Represents a keen, personal look at the difficulties of growing up gay in a heterosexual world.
In portraying romance, the film transcends its homosexual themes, while at the same time celebrating them.
Reminds me of some of Jonathan Demme's early movies, where ordinary people are celebrated for their eccentricities but not condescended to.
Audience Reviews for Beautiful Thing
I'm going to hold off on providing a higher rating for this film which probably deserves it solely for the touching nature of the two leads and how they interact with one another. What loses the film points is unlikelihood of the eventual acceptance of the couple and a plodding side story that adds nothing to the central picture other than minutes.
Touching film with quite capable actors. As an American, however, I must say that it was often difficult to follow the dialogue due to the thick accents and use of unfamiliar British slang. Despite this difficulty, I would recommend this movie highly to an American looking for a well-done, meaningful LGBT film.

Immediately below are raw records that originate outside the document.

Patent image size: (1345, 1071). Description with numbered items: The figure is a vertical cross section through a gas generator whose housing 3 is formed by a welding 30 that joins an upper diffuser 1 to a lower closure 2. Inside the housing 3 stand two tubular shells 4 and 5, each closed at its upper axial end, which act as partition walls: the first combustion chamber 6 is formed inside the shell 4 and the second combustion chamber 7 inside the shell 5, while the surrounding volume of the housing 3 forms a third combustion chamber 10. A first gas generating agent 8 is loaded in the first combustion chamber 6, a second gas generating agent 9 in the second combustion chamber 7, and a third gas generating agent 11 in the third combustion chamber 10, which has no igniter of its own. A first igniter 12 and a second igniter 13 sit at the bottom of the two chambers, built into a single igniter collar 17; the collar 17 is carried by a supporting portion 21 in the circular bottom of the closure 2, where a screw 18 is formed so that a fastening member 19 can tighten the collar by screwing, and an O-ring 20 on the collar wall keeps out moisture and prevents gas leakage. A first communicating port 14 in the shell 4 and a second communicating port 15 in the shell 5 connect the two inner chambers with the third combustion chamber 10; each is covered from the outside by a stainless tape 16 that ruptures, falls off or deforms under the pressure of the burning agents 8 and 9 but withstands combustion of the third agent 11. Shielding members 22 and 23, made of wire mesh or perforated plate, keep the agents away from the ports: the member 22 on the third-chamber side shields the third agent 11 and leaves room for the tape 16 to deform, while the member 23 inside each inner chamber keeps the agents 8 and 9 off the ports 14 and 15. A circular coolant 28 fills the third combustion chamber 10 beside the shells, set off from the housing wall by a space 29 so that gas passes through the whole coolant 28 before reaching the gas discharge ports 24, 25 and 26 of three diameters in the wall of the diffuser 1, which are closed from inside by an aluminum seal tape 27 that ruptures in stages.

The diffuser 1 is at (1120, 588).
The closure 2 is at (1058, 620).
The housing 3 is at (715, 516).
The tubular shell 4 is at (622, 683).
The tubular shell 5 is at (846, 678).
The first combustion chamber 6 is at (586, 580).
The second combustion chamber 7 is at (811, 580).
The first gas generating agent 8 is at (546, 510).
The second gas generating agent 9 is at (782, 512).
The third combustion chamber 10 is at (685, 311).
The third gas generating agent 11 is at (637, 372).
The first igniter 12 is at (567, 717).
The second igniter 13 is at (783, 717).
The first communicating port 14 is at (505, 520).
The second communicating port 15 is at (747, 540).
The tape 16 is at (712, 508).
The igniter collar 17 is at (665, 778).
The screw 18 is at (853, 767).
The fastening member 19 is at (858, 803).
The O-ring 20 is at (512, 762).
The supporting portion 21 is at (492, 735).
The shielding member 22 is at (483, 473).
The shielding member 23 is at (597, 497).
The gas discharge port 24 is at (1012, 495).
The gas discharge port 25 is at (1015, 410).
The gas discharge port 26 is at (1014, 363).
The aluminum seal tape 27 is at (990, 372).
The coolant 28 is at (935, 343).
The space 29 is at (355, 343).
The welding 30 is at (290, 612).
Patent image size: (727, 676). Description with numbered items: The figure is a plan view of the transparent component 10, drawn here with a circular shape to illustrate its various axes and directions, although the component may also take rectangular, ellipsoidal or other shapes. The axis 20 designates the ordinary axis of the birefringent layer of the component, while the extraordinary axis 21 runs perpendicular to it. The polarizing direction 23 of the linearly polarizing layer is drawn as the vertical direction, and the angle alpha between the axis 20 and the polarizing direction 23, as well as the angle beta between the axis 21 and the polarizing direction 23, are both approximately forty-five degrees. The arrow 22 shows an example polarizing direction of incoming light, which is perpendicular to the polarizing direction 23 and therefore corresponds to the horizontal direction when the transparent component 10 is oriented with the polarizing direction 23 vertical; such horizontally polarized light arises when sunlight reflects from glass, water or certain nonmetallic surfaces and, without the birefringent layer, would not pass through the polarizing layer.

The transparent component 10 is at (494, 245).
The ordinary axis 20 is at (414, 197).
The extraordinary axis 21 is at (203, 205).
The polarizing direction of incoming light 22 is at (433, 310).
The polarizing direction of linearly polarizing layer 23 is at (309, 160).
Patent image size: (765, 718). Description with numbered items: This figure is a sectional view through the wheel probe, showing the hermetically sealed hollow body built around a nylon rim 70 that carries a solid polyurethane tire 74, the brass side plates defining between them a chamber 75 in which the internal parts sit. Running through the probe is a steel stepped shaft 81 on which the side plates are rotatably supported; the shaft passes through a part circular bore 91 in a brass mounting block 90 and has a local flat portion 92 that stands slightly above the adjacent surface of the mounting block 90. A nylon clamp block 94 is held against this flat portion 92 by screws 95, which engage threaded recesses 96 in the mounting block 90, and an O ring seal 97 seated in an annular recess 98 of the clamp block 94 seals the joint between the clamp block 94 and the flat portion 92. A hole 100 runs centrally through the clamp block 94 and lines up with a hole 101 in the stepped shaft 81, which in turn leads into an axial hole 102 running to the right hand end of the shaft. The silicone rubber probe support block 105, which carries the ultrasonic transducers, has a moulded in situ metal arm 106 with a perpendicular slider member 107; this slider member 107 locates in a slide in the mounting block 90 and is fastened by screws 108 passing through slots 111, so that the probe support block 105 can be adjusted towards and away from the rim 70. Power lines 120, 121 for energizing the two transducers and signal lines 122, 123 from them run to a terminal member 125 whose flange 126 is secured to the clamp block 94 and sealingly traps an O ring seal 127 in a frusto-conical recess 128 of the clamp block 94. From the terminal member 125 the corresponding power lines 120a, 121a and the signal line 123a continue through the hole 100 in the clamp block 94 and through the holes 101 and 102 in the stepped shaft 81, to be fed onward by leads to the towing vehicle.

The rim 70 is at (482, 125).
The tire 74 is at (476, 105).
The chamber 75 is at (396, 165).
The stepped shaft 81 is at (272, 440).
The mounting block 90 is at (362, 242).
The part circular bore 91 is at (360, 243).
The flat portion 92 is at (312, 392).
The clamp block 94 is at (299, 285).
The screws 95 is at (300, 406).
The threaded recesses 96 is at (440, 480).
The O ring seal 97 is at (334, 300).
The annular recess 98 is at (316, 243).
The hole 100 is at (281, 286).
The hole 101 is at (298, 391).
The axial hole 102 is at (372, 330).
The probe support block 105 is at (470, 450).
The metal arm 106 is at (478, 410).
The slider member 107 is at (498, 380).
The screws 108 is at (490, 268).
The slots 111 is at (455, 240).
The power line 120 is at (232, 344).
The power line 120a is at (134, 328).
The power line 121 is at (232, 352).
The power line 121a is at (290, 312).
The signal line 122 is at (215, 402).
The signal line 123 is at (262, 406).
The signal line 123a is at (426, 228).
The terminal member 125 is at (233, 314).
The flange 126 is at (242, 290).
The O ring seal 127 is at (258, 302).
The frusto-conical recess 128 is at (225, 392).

It's a sweet coming of age tale. Set in 1995 it was great to see in the background some Batman Forever candy holders. I used to have these and they were coooool. Anyway the film deals with its subject splendidly and avoids cliche, however as a byproduct of this it also seems to avoid any real conflict. Though it is good to see a guy bullied who isn't bothered by it. Ben Daniels is brilliant as the caring but clueless Tony but the real stand out is Tameka Empson as the Mama Cass obsessed youth. She lights up the screen and steals every moment she's in. A nice script that fashions its scenarios via realistic set-ups although the end dance is a BIT much.